If you decide to take a gift, make sure it’s not a burden. Flowers and balloons may not be allowed in the hospital room. A gas card (for travel back and forth), a hotel card (to help out of town guests), or a delivery of desserts for the nurses may be helpful.
Respect the hospital staff and the hospital policies.
Remind the patient and the family of the nature of your connection. Sometimes people who are sick don’t remember things.
Be willing to shut up.
Don’t think in terms of “last visit” and “saying goodbye”. Do think in terms of “good visit.” Do think in terms of letting them know you care about and for them.
What have you found helpful when you’ve been visited when seriously ill?
Read what others are saying
Last week, I asked about funeral homes and end of life arrangements. A couple of the comments were really helpful.
Getting multiple copies of This is Hard.
You can get 20 copies of my book, This is Hard: What I Say When Loved Ones Die, for $100, including shipping direct to you, inside the US. This is less than the cover price of $6.99.
Order here: This is Hard 20-book Bundle.
Cordially,
The photo is me and a former student and current friend, Jeff. We haven’t seen each other for a decade. And he was in town. It was good to catch up. Neither of us are on our death beds.

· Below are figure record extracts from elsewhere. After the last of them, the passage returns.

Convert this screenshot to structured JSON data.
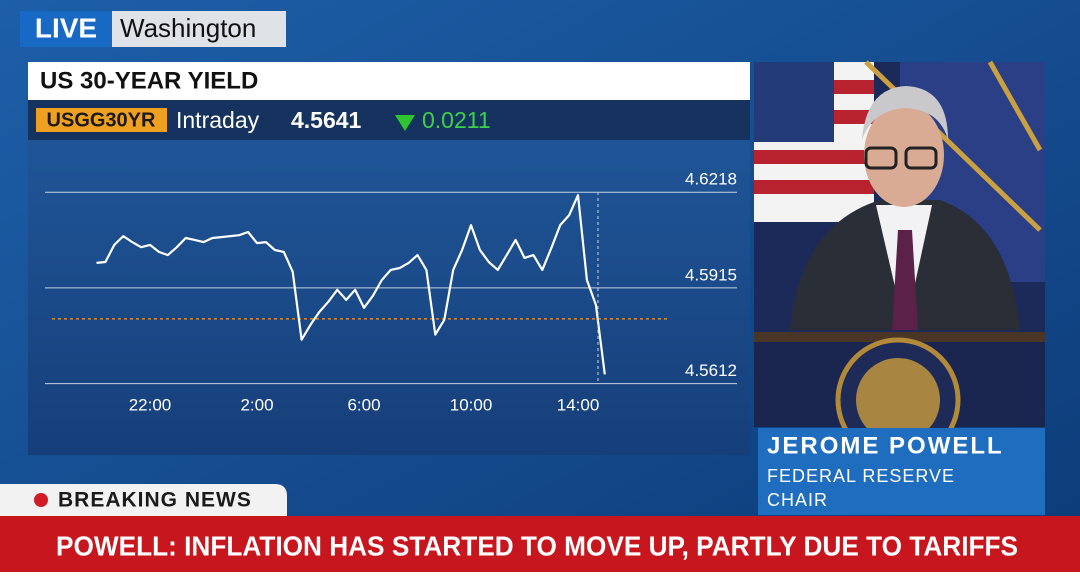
{
  "bug": {
    "live": "LIVE",
    "location": "Washington"
  },
  "ticker": {
    "symbol": "USGG30YR",
    "period": "Intraday",
    "price": "4.5641",
    "change": "0.0211"
  },
  "chart_data": {
    "type": "line",
    "title": "US 30-YEAR YIELD",
    "color": "#ffffff",
    "categories": [
      null,
      null,
      null,
      null,
      null,
      null,
      "22:00",
      null,
      null,
      null,
      null,
      null,
      null,
      null,
      null,
      null,
      null,
      null,
      "2:00",
      null,
      null,
      null,
      null,
      null,
      null,
      null,
      null,
      null,
      null,
      null,
      "6:00",
      null,
      null,
      null,
      null,
      null,
      null,
      null,
      null,
      null,
      null,
      null,
      "10:00",
      null,
      null,
      null,
      null,
      null,
      null,
      null,
      null,
      null,
      null,
      null,
      "14:00",
      null,
      null,
      null
    ],
    "values": [
      4.5994,
      4.5997,
      4.6051,
      4.6079,
      4.606,
      4.6044,
      4.6051,
      4.6029,
      4.6019,
      4.6044,
      4.6073,
      4.6067,
      4.606,
      4.6073,
      4.6076,
      4.6079,
      4.6082,
      4.6092,
      4.6057,
      4.606,
      4.6035,
      4.6029,
      4.5966,
      4.5751,
      4.5798,
      4.5839,
      4.5871,
      4.5909,
      4.5877,
      4.5909,
      4.5852,
      4.589,
      4.594,
      4.5972,
      4.5978,
      4.5994,
      4.6019,
      4.5972,
      4.5767,
      4.5814,
      4.5972,
      4.6035,
      4.6114,
      4.6035,
      4.5997,
      4.5972,
      4.6019,
      4.6067,
      4.601,
      4.6019,
      4.5972,
      4.6041,
      4.6114,
      4.6145,
      4.6209,
      4.594,
      4.5861,
      4.5641
    ],
    "ylim": [
      4.556,
      4.632
    ],
    "yticks": [
      4.5612,
      4.5915,
      4.6218
    ],
    "grid": true,
    "reference_line": 4.5817,
    "reference_color": "#e08a2a"
  },
  "lower_third": {
    "name": "JEROME POWELL",
    "title_line1": "FEDERAL RESERVE",
    "title_line2": "CHAIR"
  },
  "breaking": {
    "label": "BREAKING NEWS",
    "headline": "POWELL: INFLATION HAS STARTED TO MOVE UP, PARTLY DUE TO TARIFFS"
  }
}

Thanks for stopping by this week. See you next week.
Jon
Nearly 20 years ago I ended up in the hospital for a week with pancreatitis and got my gallbladder removed. Had very few visitors that I remember but a friend of mine came by while I was sleeping and saw me and spoke with my wife. Hearing about this changed my perspective about visiting others in the hospital.

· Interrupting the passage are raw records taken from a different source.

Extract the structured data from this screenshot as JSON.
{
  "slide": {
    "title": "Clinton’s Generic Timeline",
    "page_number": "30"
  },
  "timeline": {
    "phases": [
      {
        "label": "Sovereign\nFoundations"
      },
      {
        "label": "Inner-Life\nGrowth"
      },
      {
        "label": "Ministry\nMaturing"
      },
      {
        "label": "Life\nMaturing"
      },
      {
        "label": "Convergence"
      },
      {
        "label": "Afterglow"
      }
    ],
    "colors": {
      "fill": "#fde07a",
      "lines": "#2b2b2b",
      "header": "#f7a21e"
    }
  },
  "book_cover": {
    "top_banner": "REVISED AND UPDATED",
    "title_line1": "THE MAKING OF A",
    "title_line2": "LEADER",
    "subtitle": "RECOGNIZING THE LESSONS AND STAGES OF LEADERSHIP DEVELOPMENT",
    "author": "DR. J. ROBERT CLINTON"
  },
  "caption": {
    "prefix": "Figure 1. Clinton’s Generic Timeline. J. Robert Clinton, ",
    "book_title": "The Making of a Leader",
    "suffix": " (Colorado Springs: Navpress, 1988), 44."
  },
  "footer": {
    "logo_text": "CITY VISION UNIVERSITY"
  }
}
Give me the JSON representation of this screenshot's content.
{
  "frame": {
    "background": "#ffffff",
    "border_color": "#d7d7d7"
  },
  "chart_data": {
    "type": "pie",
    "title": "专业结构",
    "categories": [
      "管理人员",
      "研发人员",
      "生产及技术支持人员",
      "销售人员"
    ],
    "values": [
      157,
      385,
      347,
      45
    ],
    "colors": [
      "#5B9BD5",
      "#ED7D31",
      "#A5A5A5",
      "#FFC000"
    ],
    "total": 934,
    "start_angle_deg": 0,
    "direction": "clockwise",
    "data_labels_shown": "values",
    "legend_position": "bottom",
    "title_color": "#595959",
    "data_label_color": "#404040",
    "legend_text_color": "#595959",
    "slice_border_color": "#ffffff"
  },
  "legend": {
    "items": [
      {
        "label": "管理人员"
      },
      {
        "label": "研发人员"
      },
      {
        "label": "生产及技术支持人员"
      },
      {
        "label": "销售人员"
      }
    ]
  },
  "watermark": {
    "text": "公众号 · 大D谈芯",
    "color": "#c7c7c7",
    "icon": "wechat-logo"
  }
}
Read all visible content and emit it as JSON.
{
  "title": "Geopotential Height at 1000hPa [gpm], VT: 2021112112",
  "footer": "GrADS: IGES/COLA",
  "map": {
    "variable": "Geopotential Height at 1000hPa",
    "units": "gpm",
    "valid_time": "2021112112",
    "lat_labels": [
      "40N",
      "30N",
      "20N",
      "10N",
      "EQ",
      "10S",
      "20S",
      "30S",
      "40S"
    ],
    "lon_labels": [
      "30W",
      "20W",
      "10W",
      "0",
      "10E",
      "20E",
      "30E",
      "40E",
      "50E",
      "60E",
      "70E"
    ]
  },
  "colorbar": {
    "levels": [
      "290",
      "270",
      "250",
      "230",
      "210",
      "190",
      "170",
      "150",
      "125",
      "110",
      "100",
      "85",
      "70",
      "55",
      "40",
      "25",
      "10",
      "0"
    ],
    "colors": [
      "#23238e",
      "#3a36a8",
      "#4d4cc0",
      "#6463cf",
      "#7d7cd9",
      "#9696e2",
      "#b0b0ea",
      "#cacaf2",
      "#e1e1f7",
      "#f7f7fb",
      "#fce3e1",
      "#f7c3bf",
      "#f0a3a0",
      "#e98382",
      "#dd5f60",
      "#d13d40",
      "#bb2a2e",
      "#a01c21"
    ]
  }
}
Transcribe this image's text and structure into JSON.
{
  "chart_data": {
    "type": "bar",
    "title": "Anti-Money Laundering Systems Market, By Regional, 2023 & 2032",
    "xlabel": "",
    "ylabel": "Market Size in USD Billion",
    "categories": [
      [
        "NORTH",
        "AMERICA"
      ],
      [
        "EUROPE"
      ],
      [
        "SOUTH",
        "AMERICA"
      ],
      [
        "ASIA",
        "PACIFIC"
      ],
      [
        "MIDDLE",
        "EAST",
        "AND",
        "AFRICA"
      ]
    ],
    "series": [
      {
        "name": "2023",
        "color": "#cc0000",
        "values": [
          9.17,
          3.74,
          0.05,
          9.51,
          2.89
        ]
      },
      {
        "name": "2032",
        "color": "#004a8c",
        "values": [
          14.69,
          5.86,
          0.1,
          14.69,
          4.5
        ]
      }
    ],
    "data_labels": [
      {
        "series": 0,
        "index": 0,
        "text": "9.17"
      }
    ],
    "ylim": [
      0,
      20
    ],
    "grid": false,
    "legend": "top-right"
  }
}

Too often people avoid visiting, or the opposite, they visit and overstay their welcome. I've made it a point to simply show up, access the situation, let the person(s) know I care about them and will pray for them and the medical team's wisdom and then leave. That alone can have an impact.
Like the story of the two friends you shared, I visited an old friend I had not seen in decades. He was at Lutheran and had his leg amputated to save his life due to diabetes complications, etc. It was good to see him and his wife. With social media, we can stay in touch, but taking the time for an in-person visit is beneficial for both the patient and the visitor.

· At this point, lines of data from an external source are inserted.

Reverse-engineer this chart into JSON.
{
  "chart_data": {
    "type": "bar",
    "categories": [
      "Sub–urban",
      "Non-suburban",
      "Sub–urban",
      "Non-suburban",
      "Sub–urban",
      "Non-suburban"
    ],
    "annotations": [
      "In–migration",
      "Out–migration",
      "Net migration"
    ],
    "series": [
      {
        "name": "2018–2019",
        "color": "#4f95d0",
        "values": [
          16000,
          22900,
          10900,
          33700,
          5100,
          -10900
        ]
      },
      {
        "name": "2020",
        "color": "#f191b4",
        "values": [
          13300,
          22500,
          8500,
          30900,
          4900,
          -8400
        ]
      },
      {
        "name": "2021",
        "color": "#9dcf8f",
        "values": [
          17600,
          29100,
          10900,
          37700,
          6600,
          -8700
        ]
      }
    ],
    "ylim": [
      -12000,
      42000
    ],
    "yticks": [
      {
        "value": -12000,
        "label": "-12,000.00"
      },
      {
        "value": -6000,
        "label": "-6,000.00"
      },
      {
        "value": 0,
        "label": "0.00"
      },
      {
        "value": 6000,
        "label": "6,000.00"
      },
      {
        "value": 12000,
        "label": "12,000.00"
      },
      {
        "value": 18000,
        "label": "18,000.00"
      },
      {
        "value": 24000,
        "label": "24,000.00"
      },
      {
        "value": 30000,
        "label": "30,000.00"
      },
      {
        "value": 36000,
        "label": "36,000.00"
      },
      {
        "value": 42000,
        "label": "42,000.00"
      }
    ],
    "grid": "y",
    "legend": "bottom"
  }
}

Any thoughts about what to do if the person you visit is sleeping when you arrive? That has happened on several occasions with friends near death. My mom worked in a senior health community for many years and encouraged me to wake them - that they would be glad to know I am there (as that is what she experienced working with residents in nursing care units.) But that feels disruptive to me. What thoughts do you have on that from your perspective as a chaplain and as a person?